Jak podaje służba informacyjna, tegoroczna, 42. Piesza Pielgrzymka Diecezji Płockiej na Jasną Górę liczy 566 pątników. Najliczniejsza jest grupa biało-czerwona (czyli Płock i okolice) - 85 zapisanych pielgrzymów, niewiele mniejsza jest grupa biała (dekanaty Ciechanów i Strzegowo) - 77 uczestników.

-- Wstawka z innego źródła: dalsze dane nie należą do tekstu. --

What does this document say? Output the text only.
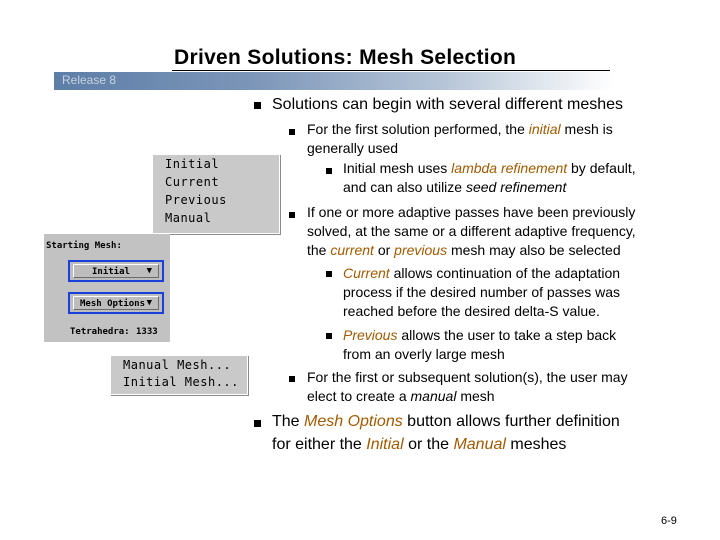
Driven Solutions: Mesh Selection
Release 8
Solutions can begin with several different meshes
For the first solution performed, the initial mesh is
generally used
Initial mesh uses lambda refinement by default,
and can also utilize seed refinement
If one or more adaptive passes have been previously
solved, at the same or a different adaptive frequency,
the current or previous mesh may also be selected
Current allows continuation of the adaptation
process if the desired number of passes was
reached before the desired delta-S value.
Previous allows the user to take a step back
from an overly large mesh
For the first or subsequent solution(s), the user may
elect to create a manual mesh
The Mesh Options button allows further definition
for either the Initial or the Manual meshes
Initial
Current
Previous
Manual
Starting Mesh:
Initial ▼
Mesh Options ▼
Tetrahedra: 1333
Manual Mesh...
Initial Mesh...
6-9
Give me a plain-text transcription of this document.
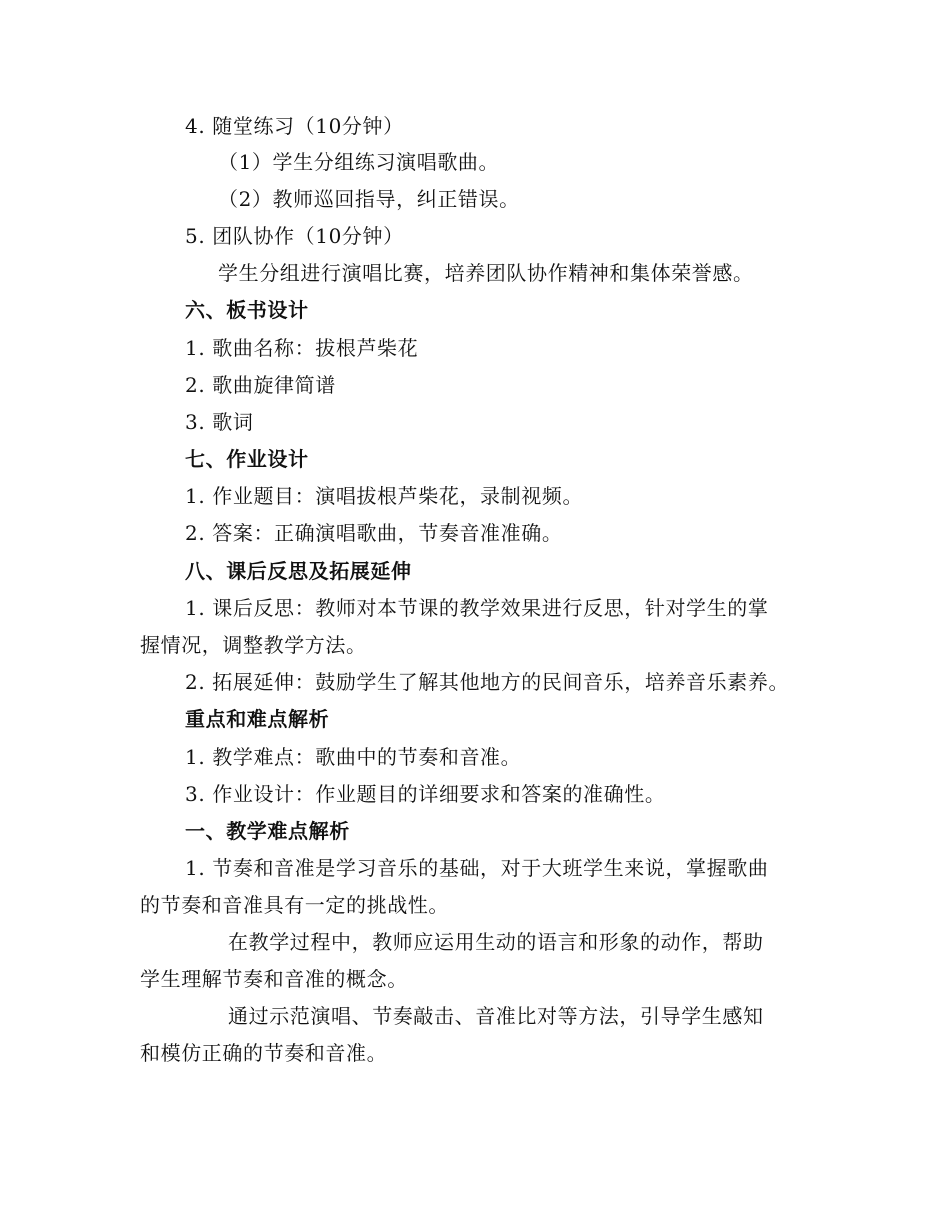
4. 随堂练习（10分钟）
（1）学生分组练习演唱歌曲。
（2）教师巡回指导，纠正错误。
5. 团队协作（10分钟）
学生分组进行演唱比赛，培养团队协作精神和集体荣誉感。
六、板书设计
1. 歌曲名称：拔根芦柴花
2. 歌曲旋律简谱
3. 歌词
七、作业设计
1. 作业题目：演唱拔根芦柴花，录制视频。
2. 答案：正确演唱歌曲，节奏音准准确。
八、课后反思及拓展延伸
1. 课后反思：教师对本节课的教学效果进行反思，针对学生的掌
握情况，调整教学方法。
2. 拓展延伸：鼓励学生了解其他地方的民间音乐，培养音乐素养。
重点和难点解析
1. 教学难点：歌曲中的节奏和音准。
3. 作业设计：作业题目的详细要求和答案的准确性。
一、教学难点解析
1. 节奏和音准是学习音乐的基础，对于大班学生来说，掌握歌曲
的节奏和音准具有一定的挑战性。
在教学过程中，教师应运用生动的语言和形象的动作，帮助
学生理解节奏和音准的概念。
通过示范演唱、节奏敲击、音准比对等方法，引导学生感知
和模仿正确的节奏和音准。
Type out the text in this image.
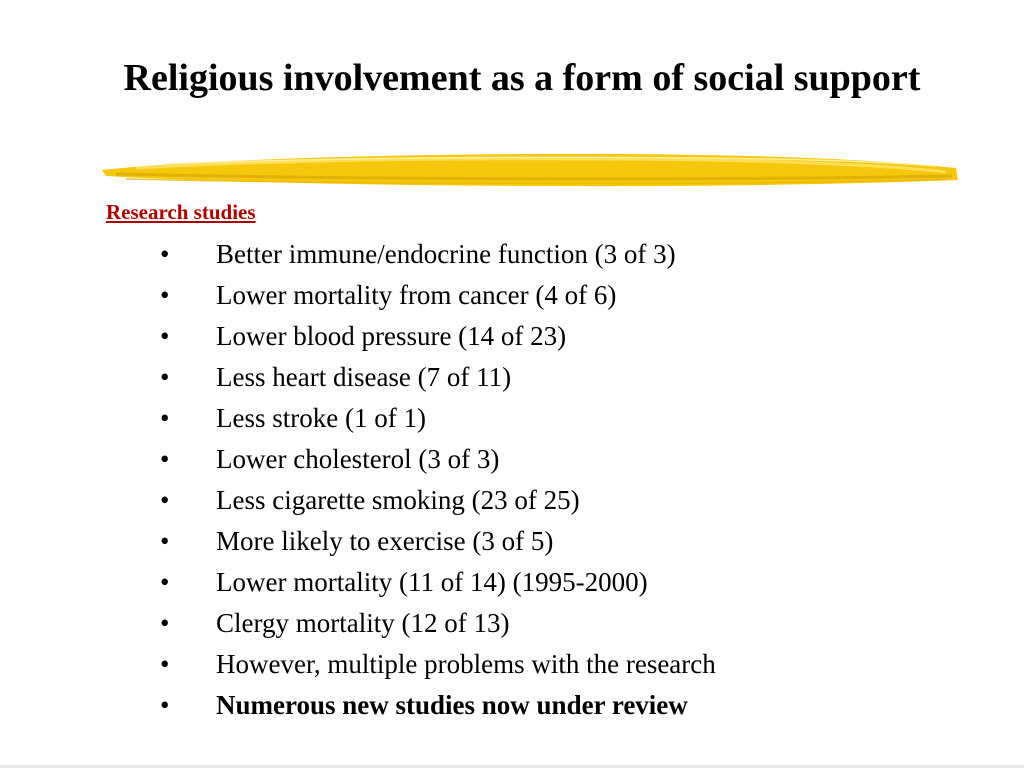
Religious involvement as a form of social support
Research studies
•	Better immune/endocrine function (3 of 3)
•	Lower mortality from cancer (4 of 6)
•	Lower blood pressure (14 of 23)
•	Less heart disease (7 of 11)
•	Less stroke (1 of 1)
•	Lower cholesterol (3 of 3)
•	Less cigarette smoking (23 of 25)
•	More likely to exercise (3 of 5)
•	Lower mortality (11 of 14) (1995-2000)
•	Clergy mortality (12 of 13)
•	However, multiple problems with the research
•	Numerous new studies now under review
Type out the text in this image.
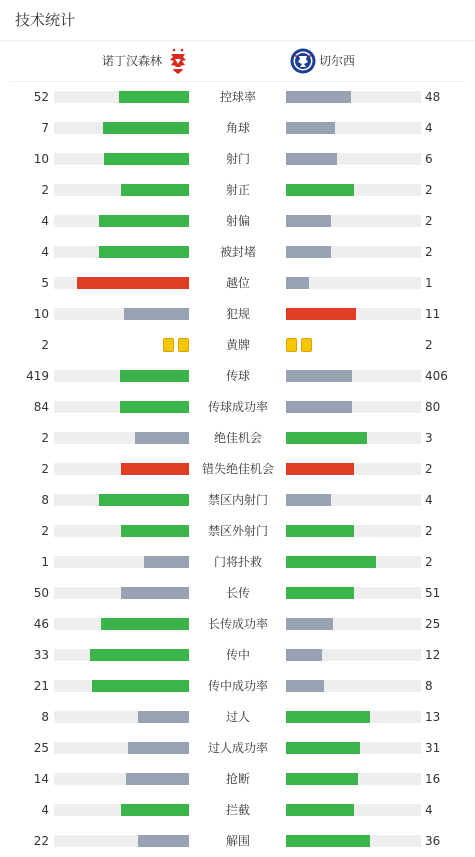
技术统计
诺丁汉森林	切尔西
52	控球率	48
7	角球	4
10	射门	6
2	射正	2
4	射偏	2
4	被封堵	2
5	越位	1
10	犯规	11
2	黄牌	2
419	传球	406
84	传球成功率	80
2	绝佳机会	3
2	错失绝佳机会	2
8	禁区内射门	4
2	禁区外射门	2
1	门将扑救	2
50	长传	51
46	长传成功率	25
33	传中	12
21	传中成功率	8
8	过人	13
25	过人成功率	31
14	抢断	16
4	拦截	4
22	解围	36
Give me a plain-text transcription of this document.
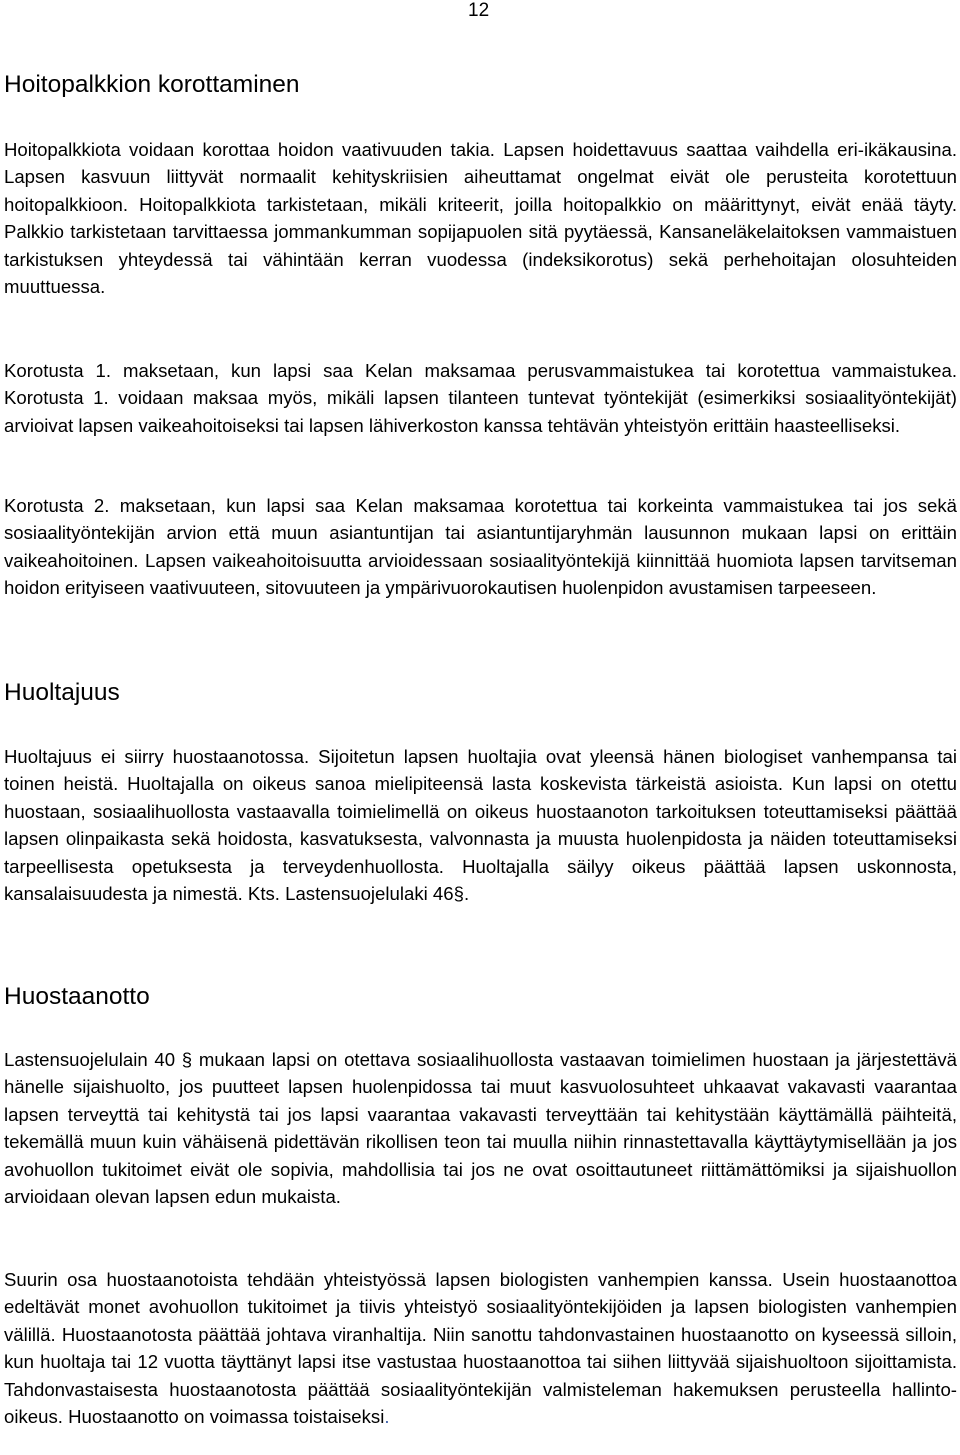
12
Hoitopalkkion korottaminen

Hoitopalkkiota voidaan korottaa hoidon vaativuuden takia. Lapsen hoidettavuus saattaa vaihdella eri-ikäkausina. Lapsen kasvuun liittyvät normaalit kehityskriisien aiheuttamat ongelmat eivät ole perusteita korotettuun hoitopalkkioon. Hoitopalkkiota tarkistetaan, mikäli kriteerit, joilla hoitopalkkio on määrittynyt, eivät enää täyty. Palkkio tarkistetaan tarvittaessa jommankumman sopijapuolen sitä pyytäessä, Kansaneläkelaitoksen vammaistuen tarkistuksen yhteydessä tai vähintään kerran vuodessa (indeksikorotus) sekä perhehoitajan olosuhteiden muuttuessa.

Korotusta 1. maksetaan, kun lapsi saa Kelan maksamaa perusvammaistukea tai korotettua vammaistukea. Korotusta 1. voidaan maksaa myös, mikäli lapsen tilanteen tuntevat työntekijät (esimerkiksi sosiaalityöntekijät) arvioivat lapsen vaikeahoitoiseksi tai lapsen lähiverkoston kanssa tehtävän yhteistyön erittäin haasteelliseksi.

Korotusta 2. maksetaan, kun lapsi saa Kelan maksamaa korotettua tai korkeinta vammaistukea tai jos sekä sosiaalityöntekijän arvion että muun asiantuntijan tai asiantuntijaryhmän lausunnon mukaan lapsi on erittäin vaikeahoitoinen. Lapsen vaikeahoitoisuutta arvioidessaan sosiaalityöntekijä kiinnittää huomiota lapsen tarvitseman hoidon erityiseen vaativuuteen, sitovuuteen ja ympärivuorokautisen huolenpidon avustamisen tarpeeseen.

Huoltajuus

Huoltajuus ei siirry huostaanotossa. Sijoitetun lapsen huoltajia ovat yleensä hänen biologiset vanhempansa tai toinen heistä. Huoltajalla on oikeus sanoa mielipiteensä lasta koskevista tärkeistä asioista. Kun lapsi on otettu huostaan, sosiaalihuollosta vastaavalla toimielimellä on oikeus huostaanoton tarkoituksen toteuttamiseksi päättää lapsen olinpaikasta sekä hoidosta, kasvatuksesta, valvonnasta ja muusta huolenpidosta ja näiden toteuttamiseksi tarpeellisesta opetuksesta ja terveydenhuollosta. Huoltajalla säilyy oikeus päättää lapsen uskonnosta, kansalaisuudesta ja nimestä. Kts. Lastensuojelulaki 46§.

Huostaanotto

Lastensuojelulain 40 § mukaan lapsi on otettava sosiaalihuollosta vastaavan toimielimen huostaan ja järjestettävä hänelle sijaishuolto, jos puutteet lapsen huolenpidossa tai muut kasvuolosuhteet uhkaavat vakavasti vaarantaa lapsen terveyttä tai kehitystä tai jos lapsi vaarantaa vakavasti terveyttään tai kehitystään käyttämällä päihteitä, tekemällä muun kuin vähäisenä pidettävän rikollisen teon tai muulla niihin rinnastettavalla käyttäytymisellään ja jos avohuollon tukitoimet eivät ole sopivia, mahdollisia tai jos ne ovat osoittautuneet riittämättömiksi ja sijaishuollon arvioidaan olevan lapsen edun mukaista.

Suurin osa huostaanotoista tehdään yhteistyössä lapsen biologisten vanhempien kanssa. Usein huostaanottoa edeltävät monet avohuollon tukitoimet ja tiivis yhteistyö sosiaalityöntekijöiden ja lapsen biologisten vanhempien välillä. Huostaanotosta päättää johtava viranhaltija. Niin sanottu tahdonvastainen huostaanotto on kyseessä silloin, kun huoltaja tai 12 vuotta täyttänyt lapsi itse vastustaa huostaanottoa tai siihen liittyvää sijaishuoltoon sijoittamista. Tahdonvastaisesta huostaanotosta päättää sosiaalityöntekijän valmisteleman hakemuksen perusteella hallinto-oikeus. Huostaanotto on voimassa toistaiseksi.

Na trzecim miejscu plasują się grupy błękitna (Nasielsk i Zakroczym) oraz srebrna (Pułtusk, Serock), w których idzie 68 pielgrzymów.
O różne aspekty ich wędrowania na pielgrzymce, od bezpieczeństwa i zdrowia, po życie duchowe, dba 12 służb: kwatermistrz, kierownik trasy, służba liturgiczna, kantor i muzyczni, kuchnia pielgrzymkowa, zaopatrzeniowcy, służba zdrowia, ekologiczna, techniczna, medialna, oraz informacyjna, i oczywiście, główny przewodnik pielgrzymki, którym jest ks. Jacek Prusiński.
W służby pielgrzymkowe angażują się zarówno księża, jak i świeccy. Wśród nich pan Mirek ze służby zaopatrzenia, który jest mocno związany z pielgrzymką, a na co dzień jest też ministrantem, nadzwyczajnym szafarzem Komunii św. i członkiem Rycerzy Jana Pawła II.
- Jesteśmy na pielgrzymce, ale trochę inaczej. Musimy wypełnić nasze zadania, dlatego tylko niektóre odcinki możemy przejść pieszo i część rzeczy nam umyka, jak konferencje, czy świadectwa. Dlatego staramy się nadrabiać to na postoju, gdy przyjeżdżamy, to znaczy iść pomodlić się w kościele, poczytać przewodnik pielgrzyma, zmówić Różaniec, czy koronkę. Przede wszystkim uczestniczymy we wszystkich Mszach w czasie pielgrzymki, to znaczy ruszamy od katedry, a kończymy Mszą na wałach w Częstochowie. Mogę powiedzieć, że nie jest tak łatwo jechać, ale na pewno jeszcze trudniej iść pieszo. Ja postanowiłem, że gdy ksiądz przewodnik podziękuje mi już za tę służbę, postaram się pójść jeszcze choć raz. Ale i teraz, mimo że mamy swoje zadania i szczególnie, gdy przy większej liczbie pielgrzymów trzeba było częściej uzupełniać towar, to zawsze czuję się pielgrzymem. Wszyscy zmierzamy przecież w jednym kierunku, żeby Matce Bożej wynagrodzić i dziękować - mówi pan Mirek, który pełni tę służbę od 2010 r.